Indian Railways News

Why ‘Metro Man’ Sreedharan is against PPP Model in Rail Projects

The Centre’s growing emphasis on Public-Private-Partnership (PPP) model in transport infrastructure underscores a cash crunch in the coffers. Along with mounting fiscal deficit, governments in the states and Centre are also hobbled by a lack of institutional framework that would have made private investments viable and sustainable in the long run. It is in this context that ‘Metro Man’ E Sreedharan’s scathing observations about the Union government’s diktat on seeking private participation in urban mass transit projects assume importance.

E Sreedharan, famously known as the Metro Man, has always been a vocal critic of PPP (public-private-partnership). Therefore, his reluctance in executing urban rail projects on PPP mode is not new and if facts are to be believed the 85-year-old’s fear is not misplaced either.

It all might seem a good idea to invite private entities to capital-intensive projects, but as Sreedharan rightly points out private funding in infra-projects would seek higher returns in shorter time frames, which is virtually impossible in the case of metro since fares must be kept reasonable, if not low. With real-estate prices witnessing a sharp decline, the carrot of land parcels for property development hasn’t also worked. It is clear that the onus of developing mass public transport is on the government if it wants cities to grow as economic hubs — Mumbai’s wheels of commerce are powered by the suburban railways network. Going by past fiascos, depending on private participation is too risky a proposition for developing metro rail. The government must pay heed to his warning that the new policy could sound the death-knell for projects around the country. His words must be taken seriously.

Sreedharan in the past had said the construction of Airport Express Metro would have incurred 20 per cent less expenditure had Delhi Metro built it. In the case of Airport Express, the entire civil structure was done by Delhi Metro Rail Corporation (DMRC), accounting for 60 per cent of the cost. He had said the other 40 per cent could also have been done by DMRC with the help of a loan from Japan.

The project got delayed on several accounts and was finally salvaged by Sreedharan and launched in February 2011. In the airport line, DMRC invested 55 per cent of the cost (50 per cent of which was borrowed from Japan). Reliance Infrastructure, which was the only private player to come forward, invested in the rolling stock, electrification, and signaling.

According to latest media reports, the Metro Man has once again questioned the feasibility of PPP projects. PPP in India was tried out in Mumbai, Hyderabad, and the Airport line of Delhi, but the experience has not been good.

In Mumbai Metro Line 1, Reliance Infrastructure took almost seven years to complete 11 km of the relatively easier elevated line and they now claim to be losing Rs 50 lakh per day in revenue everyday despite the very high fares they are charging. In Chennai, the state and central governments invested all the money with borrowing from Japan.

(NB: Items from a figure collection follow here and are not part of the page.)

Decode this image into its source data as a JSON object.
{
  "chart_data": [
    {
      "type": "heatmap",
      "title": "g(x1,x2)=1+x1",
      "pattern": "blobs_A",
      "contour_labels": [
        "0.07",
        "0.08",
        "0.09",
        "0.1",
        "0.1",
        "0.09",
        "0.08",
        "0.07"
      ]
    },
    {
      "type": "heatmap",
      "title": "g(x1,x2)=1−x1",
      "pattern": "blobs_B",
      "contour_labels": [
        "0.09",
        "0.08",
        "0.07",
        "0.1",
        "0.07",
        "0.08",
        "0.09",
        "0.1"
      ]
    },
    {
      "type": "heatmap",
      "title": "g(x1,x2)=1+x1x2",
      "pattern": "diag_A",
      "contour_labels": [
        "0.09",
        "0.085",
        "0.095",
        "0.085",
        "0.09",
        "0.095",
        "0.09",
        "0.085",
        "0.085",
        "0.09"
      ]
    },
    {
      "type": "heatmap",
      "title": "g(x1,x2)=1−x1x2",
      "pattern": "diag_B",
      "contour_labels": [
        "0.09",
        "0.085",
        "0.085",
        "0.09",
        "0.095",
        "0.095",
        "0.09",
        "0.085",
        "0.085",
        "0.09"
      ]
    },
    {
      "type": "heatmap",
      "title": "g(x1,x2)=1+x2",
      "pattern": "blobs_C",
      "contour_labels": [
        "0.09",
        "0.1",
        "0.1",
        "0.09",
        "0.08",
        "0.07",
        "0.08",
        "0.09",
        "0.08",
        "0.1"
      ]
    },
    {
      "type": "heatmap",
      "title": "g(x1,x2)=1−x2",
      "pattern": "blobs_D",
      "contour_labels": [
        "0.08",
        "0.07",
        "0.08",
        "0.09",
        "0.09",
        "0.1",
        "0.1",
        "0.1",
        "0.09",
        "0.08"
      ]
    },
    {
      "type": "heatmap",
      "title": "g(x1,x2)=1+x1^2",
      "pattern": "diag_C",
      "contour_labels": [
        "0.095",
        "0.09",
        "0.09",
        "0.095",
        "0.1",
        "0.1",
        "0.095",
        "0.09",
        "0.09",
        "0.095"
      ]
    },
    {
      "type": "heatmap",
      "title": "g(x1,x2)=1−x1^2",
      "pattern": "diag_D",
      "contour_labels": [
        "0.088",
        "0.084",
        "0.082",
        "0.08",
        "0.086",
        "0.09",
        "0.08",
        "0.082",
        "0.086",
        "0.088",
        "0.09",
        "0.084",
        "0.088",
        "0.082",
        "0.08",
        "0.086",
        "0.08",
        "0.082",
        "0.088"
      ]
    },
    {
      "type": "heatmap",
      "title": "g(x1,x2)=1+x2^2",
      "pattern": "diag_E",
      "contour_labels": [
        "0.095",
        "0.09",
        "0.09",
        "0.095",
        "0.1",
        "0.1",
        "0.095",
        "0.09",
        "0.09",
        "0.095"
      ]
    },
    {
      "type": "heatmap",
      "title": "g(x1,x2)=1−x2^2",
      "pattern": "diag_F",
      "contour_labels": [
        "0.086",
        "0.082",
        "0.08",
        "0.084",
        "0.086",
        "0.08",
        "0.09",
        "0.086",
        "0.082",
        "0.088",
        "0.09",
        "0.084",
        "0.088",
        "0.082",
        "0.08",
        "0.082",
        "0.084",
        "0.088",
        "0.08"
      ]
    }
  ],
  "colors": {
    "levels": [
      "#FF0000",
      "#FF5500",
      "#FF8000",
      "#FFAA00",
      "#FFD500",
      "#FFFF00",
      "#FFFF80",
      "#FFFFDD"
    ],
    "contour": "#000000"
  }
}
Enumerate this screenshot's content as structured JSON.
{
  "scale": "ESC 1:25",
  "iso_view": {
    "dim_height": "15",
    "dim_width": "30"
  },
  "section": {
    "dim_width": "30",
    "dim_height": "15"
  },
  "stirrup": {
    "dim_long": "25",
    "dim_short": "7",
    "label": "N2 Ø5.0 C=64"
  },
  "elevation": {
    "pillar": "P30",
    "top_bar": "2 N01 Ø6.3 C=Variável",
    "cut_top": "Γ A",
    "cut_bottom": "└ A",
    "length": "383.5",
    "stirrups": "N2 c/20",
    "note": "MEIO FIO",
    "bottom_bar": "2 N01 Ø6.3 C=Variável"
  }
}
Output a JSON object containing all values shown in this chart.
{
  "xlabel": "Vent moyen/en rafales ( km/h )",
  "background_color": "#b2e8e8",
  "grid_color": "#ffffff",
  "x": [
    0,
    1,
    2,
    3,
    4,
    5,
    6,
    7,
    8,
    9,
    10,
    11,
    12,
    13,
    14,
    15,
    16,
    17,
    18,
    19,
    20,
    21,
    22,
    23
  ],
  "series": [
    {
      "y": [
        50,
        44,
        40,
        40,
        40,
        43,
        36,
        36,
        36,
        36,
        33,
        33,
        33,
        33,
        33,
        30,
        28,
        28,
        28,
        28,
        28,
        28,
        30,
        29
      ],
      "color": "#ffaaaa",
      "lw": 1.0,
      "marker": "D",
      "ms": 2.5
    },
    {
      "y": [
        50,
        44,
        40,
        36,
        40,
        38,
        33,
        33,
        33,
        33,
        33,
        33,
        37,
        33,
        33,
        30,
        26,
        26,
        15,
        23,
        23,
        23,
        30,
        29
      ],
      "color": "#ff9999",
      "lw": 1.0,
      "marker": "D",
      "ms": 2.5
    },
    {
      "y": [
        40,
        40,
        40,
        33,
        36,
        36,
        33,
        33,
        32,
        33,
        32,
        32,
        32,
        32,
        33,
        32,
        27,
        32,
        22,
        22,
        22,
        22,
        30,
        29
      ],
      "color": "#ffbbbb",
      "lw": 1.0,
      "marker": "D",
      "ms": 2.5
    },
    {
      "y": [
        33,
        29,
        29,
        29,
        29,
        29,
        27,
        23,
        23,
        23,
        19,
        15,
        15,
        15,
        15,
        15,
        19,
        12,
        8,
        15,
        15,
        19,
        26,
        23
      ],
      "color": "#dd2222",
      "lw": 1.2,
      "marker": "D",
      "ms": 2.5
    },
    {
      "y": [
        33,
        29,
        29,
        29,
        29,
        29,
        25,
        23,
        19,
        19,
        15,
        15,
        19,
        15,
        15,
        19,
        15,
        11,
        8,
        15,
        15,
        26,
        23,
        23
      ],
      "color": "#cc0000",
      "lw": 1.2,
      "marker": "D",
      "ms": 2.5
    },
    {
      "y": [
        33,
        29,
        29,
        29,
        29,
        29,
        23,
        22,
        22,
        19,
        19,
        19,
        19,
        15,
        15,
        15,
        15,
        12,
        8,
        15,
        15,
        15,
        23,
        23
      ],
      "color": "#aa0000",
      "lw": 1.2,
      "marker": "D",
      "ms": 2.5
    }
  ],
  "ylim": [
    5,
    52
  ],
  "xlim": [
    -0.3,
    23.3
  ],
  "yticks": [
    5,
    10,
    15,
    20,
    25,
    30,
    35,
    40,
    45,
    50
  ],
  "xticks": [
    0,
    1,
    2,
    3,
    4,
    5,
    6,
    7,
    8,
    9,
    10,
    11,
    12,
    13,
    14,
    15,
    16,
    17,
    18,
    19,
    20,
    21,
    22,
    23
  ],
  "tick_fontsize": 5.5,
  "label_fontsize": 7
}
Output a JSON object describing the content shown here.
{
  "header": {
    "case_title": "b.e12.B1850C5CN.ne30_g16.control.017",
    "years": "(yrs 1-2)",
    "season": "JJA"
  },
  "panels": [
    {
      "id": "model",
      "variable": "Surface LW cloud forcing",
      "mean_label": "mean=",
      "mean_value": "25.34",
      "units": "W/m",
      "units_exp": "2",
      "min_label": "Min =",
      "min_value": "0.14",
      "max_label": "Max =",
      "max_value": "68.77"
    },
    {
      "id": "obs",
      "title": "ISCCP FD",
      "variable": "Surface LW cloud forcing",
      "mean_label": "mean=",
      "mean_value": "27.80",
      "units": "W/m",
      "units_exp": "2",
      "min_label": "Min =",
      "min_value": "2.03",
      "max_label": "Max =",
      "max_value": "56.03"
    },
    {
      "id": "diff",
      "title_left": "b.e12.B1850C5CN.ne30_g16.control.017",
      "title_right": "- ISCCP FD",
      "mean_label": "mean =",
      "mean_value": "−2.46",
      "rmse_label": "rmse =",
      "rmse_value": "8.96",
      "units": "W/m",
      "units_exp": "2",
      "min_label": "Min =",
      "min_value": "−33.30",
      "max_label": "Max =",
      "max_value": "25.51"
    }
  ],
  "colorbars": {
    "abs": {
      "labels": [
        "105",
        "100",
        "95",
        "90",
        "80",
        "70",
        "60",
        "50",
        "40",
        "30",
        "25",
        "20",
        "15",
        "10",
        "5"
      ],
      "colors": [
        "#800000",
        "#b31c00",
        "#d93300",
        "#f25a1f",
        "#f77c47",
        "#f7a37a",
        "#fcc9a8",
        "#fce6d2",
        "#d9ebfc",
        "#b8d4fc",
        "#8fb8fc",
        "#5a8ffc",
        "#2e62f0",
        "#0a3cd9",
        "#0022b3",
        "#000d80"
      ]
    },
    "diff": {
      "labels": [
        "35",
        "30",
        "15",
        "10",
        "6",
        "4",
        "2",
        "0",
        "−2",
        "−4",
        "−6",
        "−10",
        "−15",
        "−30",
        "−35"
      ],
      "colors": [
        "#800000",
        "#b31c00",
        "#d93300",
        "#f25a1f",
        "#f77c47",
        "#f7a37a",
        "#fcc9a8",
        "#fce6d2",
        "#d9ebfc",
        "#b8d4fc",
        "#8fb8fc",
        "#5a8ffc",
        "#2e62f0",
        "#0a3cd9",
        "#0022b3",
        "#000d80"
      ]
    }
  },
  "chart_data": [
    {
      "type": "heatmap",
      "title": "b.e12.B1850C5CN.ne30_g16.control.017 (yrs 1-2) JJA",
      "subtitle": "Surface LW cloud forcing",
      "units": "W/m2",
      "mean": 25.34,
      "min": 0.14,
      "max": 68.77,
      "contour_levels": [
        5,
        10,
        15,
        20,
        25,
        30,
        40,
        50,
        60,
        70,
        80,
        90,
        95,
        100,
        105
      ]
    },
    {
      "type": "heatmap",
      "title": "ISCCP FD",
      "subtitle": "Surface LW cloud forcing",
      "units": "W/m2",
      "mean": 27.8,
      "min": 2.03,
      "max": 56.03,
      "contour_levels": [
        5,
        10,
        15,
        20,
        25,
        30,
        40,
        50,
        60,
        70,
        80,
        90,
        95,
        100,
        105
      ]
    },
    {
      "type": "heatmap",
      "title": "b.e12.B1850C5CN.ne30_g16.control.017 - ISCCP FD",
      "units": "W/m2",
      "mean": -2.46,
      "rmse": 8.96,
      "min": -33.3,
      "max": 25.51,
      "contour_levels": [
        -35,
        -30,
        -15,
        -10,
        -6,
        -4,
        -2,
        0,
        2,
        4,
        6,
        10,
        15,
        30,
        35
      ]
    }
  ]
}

The Union Cabinet on Wednesday cleared a new metro policy under which the future metro projects will now be tendered after evaluating their social and economic impact in addition to considering financial returns.

Taking note of the substantial social, economic and environmental gains from Metro projects, the policy stipulated a shift from the present ‘Financial Internal Rate of Return of 8%’ to ‘Economic Internal Rate of Return of 14%’ for approving Metro projects, in line with global practices.

The policy opens a big window for private investments, making the PPP component mandatory. “Private participation either for complete provisioning of Metro rail or for some unbundled components (like automatic fare collection, operation and maintenance of services, etc) will form an essential requirement for all Metro rail projects seeking Central financial assistance,” the new policy said.

The new policy provides for a rigorous assessment of new proposals and also proposes an independent third-party assessment by government-identified agencies.

Sreedharan has even said that no private company will come forward for construction of Metro rail as it is not a profitable investment. This could also be true since the metro projects are left to be taken up in tier II cities where the traffic volumes may not be as high as in Delhi and Mumbai.